What to steal for your own safety or responsibility campaign

  • Put the intervention where the decision happens: bars, venues, exits, car parks, pickup points.
  • Make the insight experiential: one surprising reveal beats ten lines of copy.
  • Offer the alternative instantly: the voucher is the conversion mechanism, not a side benefit.
  • Keep the interaction short: fast participation increases uptake and social watching.
  • Design for talk value: if people describe it easily, it spreads beyond the venue.

A few fast answers before you act

What is the Antarctica Breathalyzer activation?

It is a bar-installed breath test experience that uses an on-screen transformation to illustrate impaired judgement, then prints a discounted taxi voucher when alcohol is detected.

Why does a taxi voucher matter in this context?

Because it converts awareness into action. The campaign does not just warn you.
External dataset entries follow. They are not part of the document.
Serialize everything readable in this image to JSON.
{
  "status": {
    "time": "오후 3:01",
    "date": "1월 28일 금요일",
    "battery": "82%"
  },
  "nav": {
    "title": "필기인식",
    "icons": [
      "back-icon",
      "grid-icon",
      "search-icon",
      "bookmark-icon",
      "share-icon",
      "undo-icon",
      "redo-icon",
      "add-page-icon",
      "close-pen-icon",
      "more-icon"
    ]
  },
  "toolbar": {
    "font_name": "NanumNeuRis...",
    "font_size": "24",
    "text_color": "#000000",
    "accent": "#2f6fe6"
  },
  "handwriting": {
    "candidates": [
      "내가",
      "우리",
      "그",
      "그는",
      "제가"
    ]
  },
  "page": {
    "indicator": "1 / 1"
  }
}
It gives you a practical way to avoid driving right now.

What is the behavioral insight behind the “transformation”?

Alcohol can distort perception and decision-making. The exaggerated change on screen is a fast metaphor designed to make that distortion obvious and memorable.

What’s the biggest risk in copying this idea?

Tone. If the execution feels mocking, sexist, or unsafe, it can backfire. The experience needs to motivate safer choices without humiliating participants.

How do you measure success for this kind of activation?

Participation rate per venue, voucher redemption rate, uplift in taxi usage during activation windows, and any local incident or enforcement indicators you can ethically and legally access.